Network Appliance's F840c appliance is big enough and functional enough to compete with the large systems of its rivals. It can store as much as 12 terabytes of data, and multiple appliances can be clustered for failover purposes. With a new operating system-Data ONTAP 6.0-the F840c delivers the latest storage intelligence available. Customers can take point-in-time snapshots of file systems, have instant recovery of information in case of an outage, and replicate data for remote mirroring. Network Appliance also markets a line of Web-caching devices that work with the F840c.

Still, William Hurley, program manager at the Yankee Group, says the leading network-attached storage vendor may not be right for an entire storage infrastructure. Hurley says storage systems that read blocks of data, such as those from EMC and IBM, perform better than appliances that read files when it comes to backing up large databases. "Discrete reads of rich data in a block architecture can occur more rapidly than accessing, opening, locking, writing to, unlocking, and closing a file on every record update," Hurley says.

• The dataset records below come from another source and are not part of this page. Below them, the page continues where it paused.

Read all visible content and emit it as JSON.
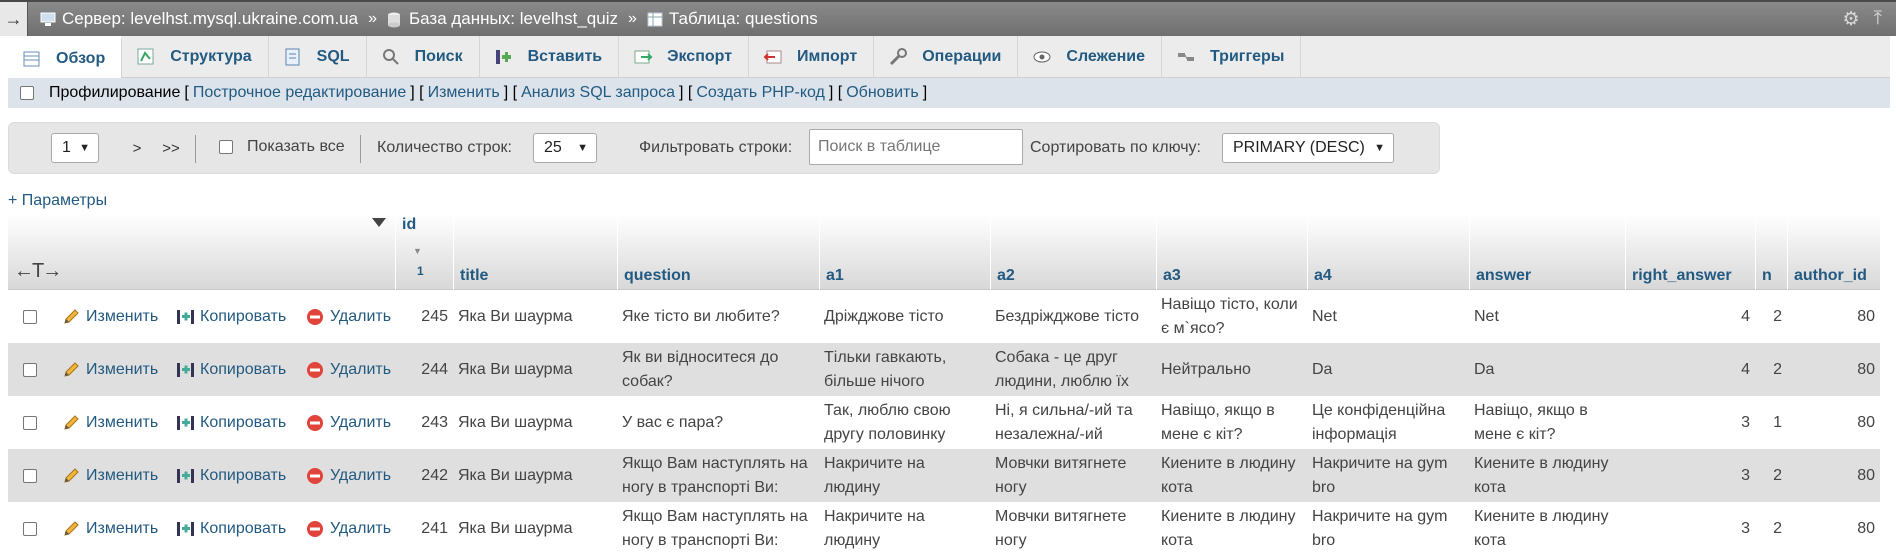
{
  "breadcrumb": {
    "back_arrow": "→",
    "server": "Сервер: levelhst.mysql.ukraine.com.ua",
    "database": "База данных: levelhst_quiz",
    "table": "Таблица: questions",
    "separator": "»",
    "icons": [
      "server-icon",
      "database-icon",
      "table-icon"
    ]
  },
  "window_icons": [
    "gear-icon",
    "collapse-icon"
  ],
  "tabs": [
    {
      "label": "Обзор",
      "icon": "browse-icon"
    },
    {
      "label": "Структура",
      "icon": "structure-icon"
    },
    {
      "label": "SQL",
      "icon": "sql-icon"
    },
    {
      "label": "Поиск",
      "icon": "search-icon"
    },
    {
      "label": "Вставить",
      "icon": "insert-icon"
    },
    {
      "label": "Экспорт",
      "icon": "export-icon"
    },
    {
      "label": "Импорт",
      "icon": "import-icon"
    },
    {
      "label": "Операции",
      "icon": "operations-icon"
    },
    {
      "label": "Слежение",
      "icon": "tracking-icon"
    },
    {
      "label": "Триггеры",
      "icon": "triggers-icon"
    }
  ],
  "profiling": {
    "label": "Профилирование",
    "links": [
      "Построчное редактирование",
      "Изменить",
      "Анализ SQL запроса",
      "Создать PHP-код",
      "Обновить"
    ]
  },
  "navigation": {
    "page_value": "1",
    "next": ">",
    "last": ">>",
    "show_all": "Показать все",
    "rows_label": "Количество строк:",
    "rows_value": "25",
    "filter_label": "Фильтровать строки:",
    "filter_placeholder": "Поиск в таблице",
    "sort_label": "Сортировать по ключу:",
    "sort_value": "PRIMARY (DESC)"
  },
  "params_link": "+ Параметры",
  "table": {
    "columns": [
      "id",
      "title",
      "question",
      "a1",
      "a2",
      "a3",
      "a4",
      "answer",
      "right_answer",
      "n",
      "author_id"
    ],
    "sort_indicator": "1",
    "action_labels": {
      "edit": "Изменить",
      "copy": "Копировать",
      "delete": "Удалить"
    },
    "rows": [
      {
        "id": "245",
        "title": "Яка Ви шаурма",
        "question": "Яке тісто ви любите?",
        "a1": "Дріжджове тісто",
        "a2": "Бездріжджове тісто",
        "a3": "Навіщо тісто, коли є м`ясо?",
        "a4": "Net",
        "answer": "Net",
        "right_answer": "4",
        "n": "2",
        "author_id": "80"
      },
      {
        "id": "244",
        "title": "Яка Ви шаурма",
        "question": "Як ви відноситеся до собак?",
        "a1": "Тільки гавкають, більше нічого",
        "a2": "Собака - це друг людини, люблю їх",
        "a3": "Нейтрально",
        "a4": "Da",
        "answer": "Da",
        "right_answer": "4",
        "n": "2",
        "author_id": "80"
      },
      {
        "id": "243",
        "title": "Яка Ви шаурма",
        "question": "У вас є пара?",
        "a1": "Так, люблю свою другу половинку",
        "a2": "Ні, я сильна/-ий та незалежна/-ий",
        "a3": "Навіщо, якщо в мене є кіт?",
        "a4": "Це конфіденційна інформація",
        "answer": "Навіщо, якщо в мене є кіт?",
        "right_answer": "3",
        "n": "1",
        "author_id": "80"
      },
      {
        "id": "242",
        "title": "Яка Ви шаурма",
        "question": "Якщо Вам наступлять на ногу в транспорті Ви:",
        "a1": "Накричите на людину",
        "a2": "Мовчки витягнете ногу",
        "a3": "Киените в людину кота",
        "a4": "Накричите на gym bro",
        "answer": "Киените в людину кота",
        "right_answer": "3",
        "n": "2",
        "author_id": "80"
      },
      {
        "id": "241",
        "title": "Яка Ви шаурма",
        "question": "Якщо Вам наступлять на ногу в транспорті Ви:",
        "a1": "Накричите на людину",
        "a2": "Мовчки витягнете ногу",
        "a3": "Киените в людину кота",
        "a4": "Накричите на gym bro",
        "answer": "Киените в людину кота",
        "right_answer": "3",
        "n": "2",
        "author_id": "80"
      }
    ]
  }
}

Yahoo Inc.'s communications services group in Santa Clara, Calif., already relies on Network Appliance products for scalability. Geoff Ralston, the group's VP and general manager, says the company uses multiple appliances, including the F840c, for its E-mail service. Last quarter, Yahoo had more than 150 million users, many of whom were E-mail users, and Ralston says Network Appliance devices perform well. "We now have tens of terabytes on Network Appliance," Ralston says, "and we expect to scale to hundreds of terabytes."

The F840c, which operates over IP networks, is priced at $318,900, or about 10 cents per megabyte. Competing high-end storage systems cost 15 to 60 cents per megabyte. Network Appliance also sells a lower-end F840c appliance priced at $110,700. Both are available now.